This worked but it is not yet permanent


----------



## LEDAdd1ct (Oct 9, 2011)

Yes, that is what I have been doing, typing it in manually each time. It is very annoying.

I cannot understand what would motivate Google to remove the link allowing you to set Basic HTML permanently.

Why do they care?

Hopefully, they will add back the link.


----------



## nbp (Oct 10, 2011)

When I punch in my username and password and hit login, for the moments it takes to log in, I have a link show up to tell it to show in HTML format. I don't know if it is permanent, but it might be an easy workaround. One extra click in the login process.


----------



## LEDAdd1ct (Oct 11, 2011)

Yes, that is true. The link pops up for anywhere from a split second to twenty or more seconds if you are on dial-up, in which case it will prompt you to switch to Basic HTML. Unfortunately, that link is also not permanent.

It's a good suggestion, though, and it is worth mentioning and keeping in this thread for reference.


----------



## TooManyGizmos (Oct 12, 2011)

~

Check in your Computer's /Control Panel/Internet options/Advanced Tab ......

are there any relevant settings there about HTML operation and/or defaults ?

Also you should Google search ... "Gmail HTML"

I found several Help links there about the options for Gmail .

~


----------



## LEDAdd1ct (Oct 12, 2011)

Hi, TMG. 

1) It has nothing to do with one's computer. I've tried different machines, four physical and one virtual, as well as accepted brembo's help. He logged into my account from his machine hundreds of miles away with no difference.

2) Before starting this thread, I searched Google until there were no more pages to search—I went to the end of all relevant (and many, many irrelevant) search results. All "solutions" involve either changing a setting (which I cannot see on my account) or using a different URL to log in (a workaround). 

It is endemic to the account itself.


----------



## TooManyGizmos (Oct 12, 2011)

~

Sorry I couldn't be of help to ya Add1ct .....

I wish_ I knew more about it so I could offer you a solution .


I guess it does no good to change your Google Mailbox Bookmark to this ... 

_http://mail.google.com/mail/h/._


That takes me to a "basic HTML" page with a choice box at the bottom.

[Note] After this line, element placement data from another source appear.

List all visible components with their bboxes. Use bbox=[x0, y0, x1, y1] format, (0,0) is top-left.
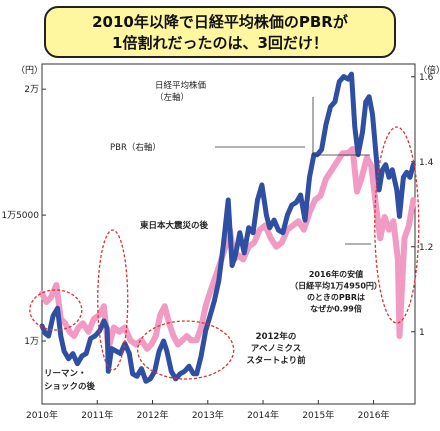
x-axis-tick-label: 2016年 bbox=[358, 409, 390, 421]
x-axis-tick-label: 2014年 bbox=[247, 409, 279, 421]
lehman-annotation-line-2: ショックの後 bbox=[44, 381, 96, 392]
chart-title-box: 2010年以降で日経平均株価のPBRが 1倍割れだったのは、3回だけ！ bbox=[44, 6, 396, 58]
lehman-highlight-ellipse bbox=[29, 289, 83, 331]
chart-title-line-1: 2010年以降で日経平均株価のPBRが bbox=[92, 13, 348, 31]
left-axis-tick-label: 1万 bbox=[24, 337, 39, 347]
low-2016-annotation-line-2: （日経平均1万4950円） bbox=[290, 281, 382, 291]
left-axis-unit-label: （円） bbox=[16, 65, 43, 76]
pbr-axis-annotation: PBR（右軸） bbox=[110, 142, 161, 153]
right-axis-unit-label: （倍） bbox=[418, 64, 440, 76]
x-axis-tick-label: 2012年 bbox=[137, 409, 169, 421]
pbr-series-line bbox=[39, 146, 417, 352]
nikkei-axis-annotation-line-1: 日経平均株価 bbox=[155, 80, 207, 91]
x-axis-tick-label: 2011年 bbox=[81, 409, 113, 421]
plot-frame bbox=[41, 63, 416, 405]
x-axis-tick-label: 2013年 bbox=[192, 409, 224, 421]
left-axis-tick-label: 1万5000 bbox=[1, 211, 39, 221]
abenomics-annotation-line-3: スタートより前 bbox=[246, 355, 306, 366]
low-2016-annotation-line-3: のときのPBRは bbox=[307, 293, 365, 302]
lehman-annotation-line-1: リーマン・ bbox=[44, 369, 87, 379]
abenomics-annotation-line-1: 2012年の bbox=[256, 331, 297, 342]
right-axis-tick-label: 1 bbox=[419, 328, 425, 338]
low-2016-annotation-line-1: 2016年の安値 bbox=[309, 269, 363, 279]
left-axis-tick-label: 2万 bbox=[24, 85, 39, 95]
right-axis-tick-label: 1.2 bbox=[419, 243, 433, 253]
earthquake-annotation: 東日本大震災の後 bbox=[140, 220, 209, 231]
low-2016-annotation-line-4: なぜか0.99倍 bbox=[310, 304, 362, 314]
right-axis-tick-label: 1.6 bbox=[419, 73, 434, 83]
abenomics-highlight-ellipse bbox=[137, 320, 235, 380]
right-axis-tick-label: 1.4 bbox=[419, 158, 434, 168]
nikkei-series-line bbox=[39, 71, 416, 384]
x-axis-tick-label: 2015年 bbox=[302, 409, 334, 421]
abenomics-annotation-line-2: アベノミクス bbox=[251, 343, 302, 354]
chart-title-line-2: 1倍割れだったのは、3回だけ！ bbox=[112, 34, 328, 52]
low-2016-highlight-ellipse bbox=[374, 126, 420, 324]
earthquake-highlight-ellipse bbox=[97, 229, 129, 371]
nikkei-axis-annotation-line-2: （左軸） bbox=[155, 92, 189, 103]
x-axis-tick-label: 2010年 bbox=[26, 409, 58, 421]
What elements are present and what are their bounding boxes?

I do wish you luck and success in your attempts .......... TMG

~
_


----------



## LEDAdd1ct (Nov 8, 2011)

The Gmail gods must be smiling down upon me:

I am on a really slow wifi hotspot, and it asked if I wanted to view as Basic HTML because it was loading at a snail's pace. I said yes. I had used my old dial-up connection to make things load very slowly several times before to provoke the same result. The past billion times I clicked the link, though it did take me to Basic HTML view, it did not offer to make the change permanent, as my default view.

This time it did!

Why did it work this time? I have no idea. But hopefully, for other people who are having this problem, the answer is that you might get lucky, and be offered the link if you try loading Gmail in a different location. I cannot think of anything else.


----------



## TooManyGizmos (Oct 30, 2012)

~

Standard view and basic HTML view 

~


----------



## MojaveMoon07 (Nov 1, 2012)

I have two ideas.

In Firefox when I use a larger minimum font size, sometimes a link or a button on the website does not appear and is inaccessible until I reduce the minimum font size.

If you use Adblock Plus or NoScript, sometimes I have had to temporarily turn either one of them or both of them off in order for a link or a button on the website to either appear or be accessible.

-----------------------------------------------------------------------------------------

tools -> options -> content -> font & colors: advanced -> minimum font size


----------



## LEDAdd1ct (Nov 10, 2012)

Well, it's been a year now, and everything is just fine.

Thanks for the posts, guys. It is/was not a font issue, as different browsers, different operating systems, and different versions of different operating systems made no difference. 

This thread is the sixth hit on Google when searching "gmail basic html" so I hope that the potential solutions listed here continue to help others who are as aggravated as I was a year ago.


----------



## Minni (Dec 12, 2019)

I know this thread is years old, but I found it via keyword search & my case is relevant to the OP's. So i'm weighing in just for the record. (Been a long time since I was las here.)

I've been trying out a new Win-10 laptop that's higher speed than my previous XP and Win7 laptops.
On my XP and Win7 laptops, I was using Firefox.

But this Win10 system came with MS Edge, and I didn't download FF yet, since i'm still trying out the laptop.

Frankly, I'm unsure if the defective HTML-view issue (in my case) is related to my using the Edge browser vs. firefox, 
...or else related to my "upgrade" to Win-10.

In the past, during login, during the brief period that Gmail flashed the blue-link enabling the switch to HTML view, the switch was successful, BUT NEVER PERMANENT (even if successful at every login).

But now, EVEN THOUGH that blue-link still displays, and EVEN THOUGH I RUSH to click on it (due to my speedier Win10-MS-Edge)…
...it still directs me to their horrible standard view. I absolutely HATE standard-view, which doesn't enable me to control it, rather it controls me, and is NOT intuitive. I hate composing emails via standard view & so on and so forth.


----------



## LEDAdd1ct (Nov 20, 2021)

Hi, all.

I want to offer a ten year update to this thread.

Either because of a behavior on my part, perhaps clicking something that sent GMail into "standard" mode, or, something on Google's end, the account setting once more got tweaked, and my account is no longer permanently set to Basic HTML mode.

The other popular hacks widely documented across the Internet are still valid:

1) Bookmark this URL

https://mail.google.com/mail/h

2) Disable JavaScript

etc...

—but they do not permanently restore Basic HTML to the default view at the account level.

I don't understand what possible benefit removing this choice could confer.

I prefer the dynamic, modern, "new" version for emails at my work Google email account, because of the auto-update feature, presence feature, etc., but *much* prefer the Basic HTML version for my personal Google email account.

Has Google permanently removed the ability to set Basic HTML as the default view?

It appears that way. :-(


----------